You can do any rust optimization yourself in C++ (ie. aliasing assumptions), whereas rust makes the other way around very difficult, often forcing you to use multiple layers of indirection where c++ would allow a raw pointer, or forcing an unwrap on something you know is infallible when exceptions would add no overhead, etc. Rust programmers want people to believe that whatever appeases the supposedly zero cost borrow checker is the fastest thing to do even though it has proven to be wrong time and time again. I can’t tell you how many times I’ve seen r/rust pull the “well why do you want to do that” or “are you sure it even matters” card every time rust doesn’t allow you to write optimized code.
> You can do any rust optimization yourself in C++ (ie. aliasing assumptions)
I don’t think that is entirely true. C++ doesn’t have any aliasing requirements around pointers, so if the compiler sees two pointers it has to assume they might alias (unless the block is so simple it can determine aliasing itself, which is usually not the case), but in Rust mutable references are guaranteed to not alias.
This was part of the reason it took so long to land the “noalias” LLVM attribute in Rust.

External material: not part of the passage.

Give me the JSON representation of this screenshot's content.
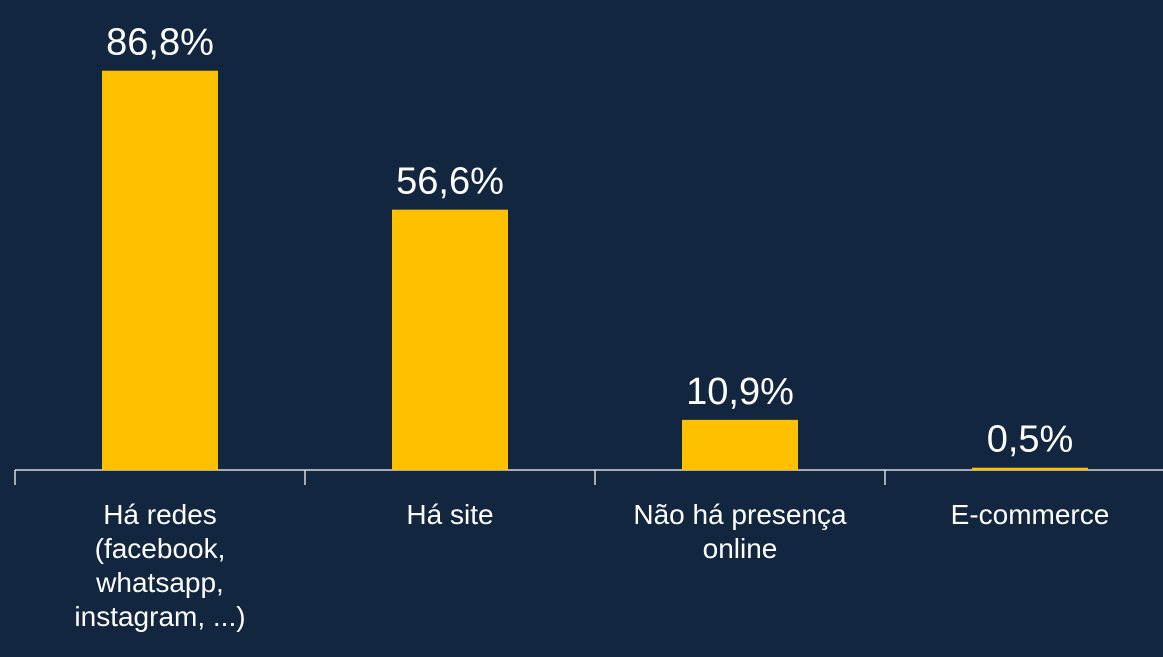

That optimization was rarely used in C/C++ land so it had not been battle tested. Rust found a host of LLVM bugs because it enables the optimization everywhere.
While standard C++ has no equivalent of a noalias annotation, it's wrong to say that it has no aliasing requirements. To access an object behind a pointer (or a glvalue in general), the type of the pointer must be (with a few exceptions) similar to the type of the pointee in memory, which is generally the object previously initialized at that pointer's address. This enables type-based alias analysis (TBAA) in the compiler, where if a pointer is accessed as one type, and another pointer is accessed as a dissimilar type, then the compiler can assume that the pointers don't alias.
Meanwhile, Rust ditches TBAA entirely, retaining only initialization state and pointer provenance in its memory model. It uses its noalias-based model to make up for the lack of type-based rules. I'd say that this is the right call from the user's standpoint, but it can definitely be seen as a tradeoff rather than an unqualified gain.
Because existing unsafe code written in stable Rust depends on the ability to convert raw pointers and references from one type to another, as long as their memory layouts match. That's the whole premise of the bytemuck crate [0], and it's the basis for things like the &str-to-&[u8] or &[u8]-to-&str conversions in the standard library.
That is correct. However, raw pointers are not borrow checked, in safe Rust they're largely useless, but in unsafe Rust you can use raw pointers if that's what you need to do to get stuff done.
As an example inside a String is just a Vec<u8> and inside the Vec<u8> is a RawVec<u8> and that is just a pointer, either to nothing in particular or to the bytes inside the String if the String has allocated space for one or more bytes - plus a size and a capacity.
The argument for the Exception price is that we told you Exceptions were for Exceptional situations. This argument feels reasonable until you see it in context as a library author.
Suppose I'm writing a Clown Redemption library. It's possible to Dingle a Clown during redemption, but if the Clown has already dingled that's a problem so... should I raise an exception? Alice thinks obviously I should raise an exception for that, she uses a lot of Clowns, the Clown Redemption library helps her deliver high quality Clown software and it's very fast, she has never dingled a Clown and she never plans to, the use of exceptions suits Alice well because she can completely ignore the problem.
Unfortunately Bob's software handles primarily dingling Clowns, for Bob it's unacceptable to eat an exception every single damn time one of the Clowns has already been dingled, he demands an API in which there's just a return value from the dingling function which tells you if this clown was already dingled, so he can handle that appropriately - an exception is not OK because it's expensive.
Alice and Bob disagree about how "exceptional" the situation is, and I'm caught in the middle, but I have to choose whether to use exceptions. I can't possibly win here.
Like I said, this argument doesn’t work because you can use options in c++ but you can’t use exceptions in rust. So when there’s an occasion where you want to avoid the overhead of an option or result in rust - well too bad.
If all you care about is outright performance, having the option for exceptions is easily the superior choice. The binary does get bigger but those are cold pages so who cares (since exceptions are exceptional, right?)